RE: URI Template experience

Eran,

I think {var} and {var!} would be a better URI template syntax to indicate when %-escaping is or isn't required for reserved characters.

draft-hammer-discovery uses {%var}. Using '%' as the special indicator (as opposed to '!') is perhaps more suggestive of what it means. However, variable names can then not include any %-escaping themselves. For instance, it only works if variable names never need escaping, or a separate escaping mechanism just for variables names is added (yuck).
<http://tools.ietf.org/rfcmarkup?doc=draft-hammer-discovery#section-6>

I think it would be easier to understand and less error-prone to implement if '%' only ever appears in a template (like it only ever appears in a URI or IRI) as part of a %xx escape sequence.


I like '!' as an indicator that a substituted value is allowed to include (unescaped) reserved characters. It suggests caution, warning, danger… which seems appropriate when the substituted value can "do anything".



James Manger
James.H.Manger@team.telstra.com
Identity and security team — Chief Technology Office — Telstra


----------
From: uri-request@w3.org [mailto:uri-request@w3.org] On Behalf Of Eran Hammer-Lahav
Sent: Sunday, 20 September 2009 7:49 AM
To: Roy T. Fielding
Cc: Mark Nottingham; Joe Gregorio; URI
Subject: RE: URI Template experience

I am working on two drafts (XRD in OASIS, draft-hammer-discovery in IETF) which make use of URI templates.
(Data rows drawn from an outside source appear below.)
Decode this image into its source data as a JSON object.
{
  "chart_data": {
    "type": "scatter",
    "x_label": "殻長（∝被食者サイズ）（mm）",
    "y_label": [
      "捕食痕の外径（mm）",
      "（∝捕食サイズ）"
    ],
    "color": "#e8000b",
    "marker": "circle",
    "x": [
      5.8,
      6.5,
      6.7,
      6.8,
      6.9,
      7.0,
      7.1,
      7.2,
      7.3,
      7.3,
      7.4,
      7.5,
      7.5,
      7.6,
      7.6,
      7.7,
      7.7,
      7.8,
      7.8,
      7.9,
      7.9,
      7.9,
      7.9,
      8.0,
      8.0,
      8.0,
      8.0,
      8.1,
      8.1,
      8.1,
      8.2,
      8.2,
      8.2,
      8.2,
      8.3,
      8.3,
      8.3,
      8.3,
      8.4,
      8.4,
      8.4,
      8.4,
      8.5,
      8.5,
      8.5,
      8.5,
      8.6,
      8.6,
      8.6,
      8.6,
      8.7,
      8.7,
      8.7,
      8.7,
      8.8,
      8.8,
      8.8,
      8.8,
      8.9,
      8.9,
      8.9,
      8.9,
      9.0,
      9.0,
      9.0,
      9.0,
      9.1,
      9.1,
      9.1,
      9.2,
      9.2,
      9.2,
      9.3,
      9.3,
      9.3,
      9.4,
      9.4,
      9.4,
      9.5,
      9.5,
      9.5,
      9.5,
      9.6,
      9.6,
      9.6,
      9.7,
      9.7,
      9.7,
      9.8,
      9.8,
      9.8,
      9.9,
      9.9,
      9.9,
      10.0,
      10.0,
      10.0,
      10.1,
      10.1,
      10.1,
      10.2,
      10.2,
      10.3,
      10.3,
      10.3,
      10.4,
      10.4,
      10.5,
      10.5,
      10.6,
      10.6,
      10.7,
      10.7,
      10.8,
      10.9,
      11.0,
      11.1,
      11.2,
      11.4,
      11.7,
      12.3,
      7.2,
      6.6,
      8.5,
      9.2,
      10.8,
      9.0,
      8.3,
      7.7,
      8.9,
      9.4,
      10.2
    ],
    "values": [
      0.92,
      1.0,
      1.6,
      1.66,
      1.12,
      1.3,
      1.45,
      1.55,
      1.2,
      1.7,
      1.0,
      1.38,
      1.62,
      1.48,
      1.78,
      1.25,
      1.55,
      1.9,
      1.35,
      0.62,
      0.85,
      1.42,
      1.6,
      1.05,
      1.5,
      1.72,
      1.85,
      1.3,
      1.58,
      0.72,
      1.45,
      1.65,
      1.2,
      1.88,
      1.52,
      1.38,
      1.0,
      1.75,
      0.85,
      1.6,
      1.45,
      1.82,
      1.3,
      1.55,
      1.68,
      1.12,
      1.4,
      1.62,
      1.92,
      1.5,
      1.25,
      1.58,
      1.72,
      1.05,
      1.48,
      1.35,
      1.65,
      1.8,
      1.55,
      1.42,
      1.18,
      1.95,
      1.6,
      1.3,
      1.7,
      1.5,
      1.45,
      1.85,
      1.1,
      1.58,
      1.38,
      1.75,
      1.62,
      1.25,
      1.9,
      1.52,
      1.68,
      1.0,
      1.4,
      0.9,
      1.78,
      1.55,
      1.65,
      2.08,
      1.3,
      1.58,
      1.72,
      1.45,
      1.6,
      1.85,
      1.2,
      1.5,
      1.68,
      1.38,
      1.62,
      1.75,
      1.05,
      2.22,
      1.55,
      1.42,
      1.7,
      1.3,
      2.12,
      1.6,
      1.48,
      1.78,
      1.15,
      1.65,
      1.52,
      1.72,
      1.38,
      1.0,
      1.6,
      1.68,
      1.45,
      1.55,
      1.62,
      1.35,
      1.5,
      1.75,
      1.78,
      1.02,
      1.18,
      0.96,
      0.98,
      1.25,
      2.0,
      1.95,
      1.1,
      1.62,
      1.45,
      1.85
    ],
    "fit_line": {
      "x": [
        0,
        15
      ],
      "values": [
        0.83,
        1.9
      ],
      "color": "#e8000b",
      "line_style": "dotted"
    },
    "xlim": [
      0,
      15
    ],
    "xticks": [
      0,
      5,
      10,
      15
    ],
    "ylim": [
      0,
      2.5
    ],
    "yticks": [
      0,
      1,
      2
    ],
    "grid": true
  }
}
Assuming this proposal will not be published as an RFC within 6 months, these drafts will need to define their own syntax. The current proposed syntax in XRD is extremely limited, and only includes simple variable substitution (no lists or arrays) and a single operator ('%') to require encoding of reserved characters.
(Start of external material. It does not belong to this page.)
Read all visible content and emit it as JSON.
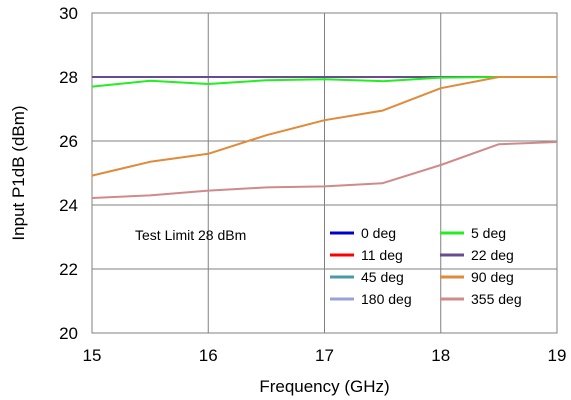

Any reason why the reserved substitution operator is '+' and not '%' (as in percent-encoded)?

I want to explicitly design it to be a compatible subset of the work being proposed here to allow libraries written for this proposal to process the more limited XRD template syntax as well. The only thing I need to accomplish that is to make sure the encoding operator is the same (which right now means changing my proposal to use '+' instead of '%').

Any advice on how to deal with the different timelines for these specs?